Frank Gilford, the brother of the murder victim, Australian Yvonne Gilford, has previously refused to waive the death penalty. Through lawyers, he insisted when the trial opened that he would not accept a monetary settlement even if the British nurses' families decided on a plea of clemency.

But judges decided to adjourn the trial for three weeks to permit further consultation with Mr Gilford, although there is still evidence to be heard.

A court official, who spoke on condition of anonymity, said that if they were convicted, the only way to avoid the death sentence might be an appeal from Mr Gilford for clemency.

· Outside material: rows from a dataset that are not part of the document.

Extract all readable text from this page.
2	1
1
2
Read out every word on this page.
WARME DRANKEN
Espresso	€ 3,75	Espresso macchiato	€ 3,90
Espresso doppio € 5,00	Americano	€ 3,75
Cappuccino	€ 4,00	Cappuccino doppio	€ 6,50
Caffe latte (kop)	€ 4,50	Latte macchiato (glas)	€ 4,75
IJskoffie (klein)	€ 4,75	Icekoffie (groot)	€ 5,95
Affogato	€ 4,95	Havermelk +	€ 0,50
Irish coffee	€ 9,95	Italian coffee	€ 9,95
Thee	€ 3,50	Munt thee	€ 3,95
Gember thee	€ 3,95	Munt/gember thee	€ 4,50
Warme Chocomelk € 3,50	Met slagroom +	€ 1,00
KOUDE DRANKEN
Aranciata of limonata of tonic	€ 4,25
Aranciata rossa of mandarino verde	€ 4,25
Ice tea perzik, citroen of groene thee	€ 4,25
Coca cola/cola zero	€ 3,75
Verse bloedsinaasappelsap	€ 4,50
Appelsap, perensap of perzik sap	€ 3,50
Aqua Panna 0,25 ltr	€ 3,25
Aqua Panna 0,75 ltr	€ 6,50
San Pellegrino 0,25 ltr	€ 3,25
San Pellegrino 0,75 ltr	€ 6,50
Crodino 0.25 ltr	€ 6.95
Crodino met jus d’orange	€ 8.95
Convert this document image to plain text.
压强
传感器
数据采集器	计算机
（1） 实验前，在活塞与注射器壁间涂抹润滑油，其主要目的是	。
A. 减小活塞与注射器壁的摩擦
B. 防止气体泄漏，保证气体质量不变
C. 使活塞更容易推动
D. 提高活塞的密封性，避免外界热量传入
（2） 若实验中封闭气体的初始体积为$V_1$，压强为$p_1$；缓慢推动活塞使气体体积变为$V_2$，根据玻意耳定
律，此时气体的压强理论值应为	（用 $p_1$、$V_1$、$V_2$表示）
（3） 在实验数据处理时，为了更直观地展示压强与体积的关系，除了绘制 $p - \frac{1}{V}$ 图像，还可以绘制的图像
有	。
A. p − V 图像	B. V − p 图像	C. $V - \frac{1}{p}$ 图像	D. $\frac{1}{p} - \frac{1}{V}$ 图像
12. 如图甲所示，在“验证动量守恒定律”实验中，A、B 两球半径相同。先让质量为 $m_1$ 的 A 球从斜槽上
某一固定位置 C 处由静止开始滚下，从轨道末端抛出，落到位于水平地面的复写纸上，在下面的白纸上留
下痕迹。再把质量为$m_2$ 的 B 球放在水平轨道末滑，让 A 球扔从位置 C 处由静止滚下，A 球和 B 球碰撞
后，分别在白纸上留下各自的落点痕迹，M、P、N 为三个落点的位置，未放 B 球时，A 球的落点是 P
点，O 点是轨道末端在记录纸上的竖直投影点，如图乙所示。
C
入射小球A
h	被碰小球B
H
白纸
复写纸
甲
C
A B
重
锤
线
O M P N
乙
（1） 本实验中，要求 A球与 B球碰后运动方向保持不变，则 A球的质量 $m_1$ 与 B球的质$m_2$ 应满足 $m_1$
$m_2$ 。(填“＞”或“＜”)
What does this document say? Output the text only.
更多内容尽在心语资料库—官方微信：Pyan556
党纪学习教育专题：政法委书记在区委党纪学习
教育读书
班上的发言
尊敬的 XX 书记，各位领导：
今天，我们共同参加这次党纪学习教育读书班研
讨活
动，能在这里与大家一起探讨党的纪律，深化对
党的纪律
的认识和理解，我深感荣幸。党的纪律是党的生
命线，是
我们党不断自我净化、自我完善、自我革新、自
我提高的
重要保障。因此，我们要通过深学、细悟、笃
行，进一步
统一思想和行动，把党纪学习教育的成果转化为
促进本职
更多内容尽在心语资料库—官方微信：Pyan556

The Salah Hejailan law firm representing the woman said that the judge asked the victim's family "to accept as a principle that it may be possible to reach a conciliatory settlement."

Ms Parry, 41, from Alton, Hampshire, and Ms McLauchlan, 31, from Dundee, have both denied murdering 55-year-old Ms Gilford.

Her body was found on 11 December last year on the floor of her flat in the King Fahd Military medical complex in Dhahran, where all three lived and worked. Ms Gilford was reported to have been stabbed, bludgeoned and suffocated.

The latest development came on a day when the lawyers had been expected to argue that it was the brutal treatment the nurses received from Saudi police officers which led them to break down and make false confessions.The nurses had been expected to tell the court that the confessions should not be used against them because they confessed after policemen stripped them and threatened to rape them.

Both nurses retracted their confessions soon after being charged with the murder of Ms Gilford last December and repeated the retraction, through translators, at the trial's opening session last week.

The court in Al-Khobar, eastern Saudi Arabia, sat for only an hour yesterday before adjourning.

In a statement, the defence lawyers said that the women "were concerned at the three-week delay and were impatient to be allowed... to give their account to the court."

The lawyers presented 18 pages of evidence and legal documents in the women's defence to the court yesterday.

Ms Parry and Ms McLauchlan had arrived at the four-storey courthouse in separate police vans.

They were dressed in traditional black Saudi cloaks, but were not wearing the iron shackles used at last week's hearings. A number of human rights groups had objected to the shackles.

Security around the courthouse was the tightest since the start of the trial. Undercover policemen confiscated a photographer's camera and briefly detained a reporter.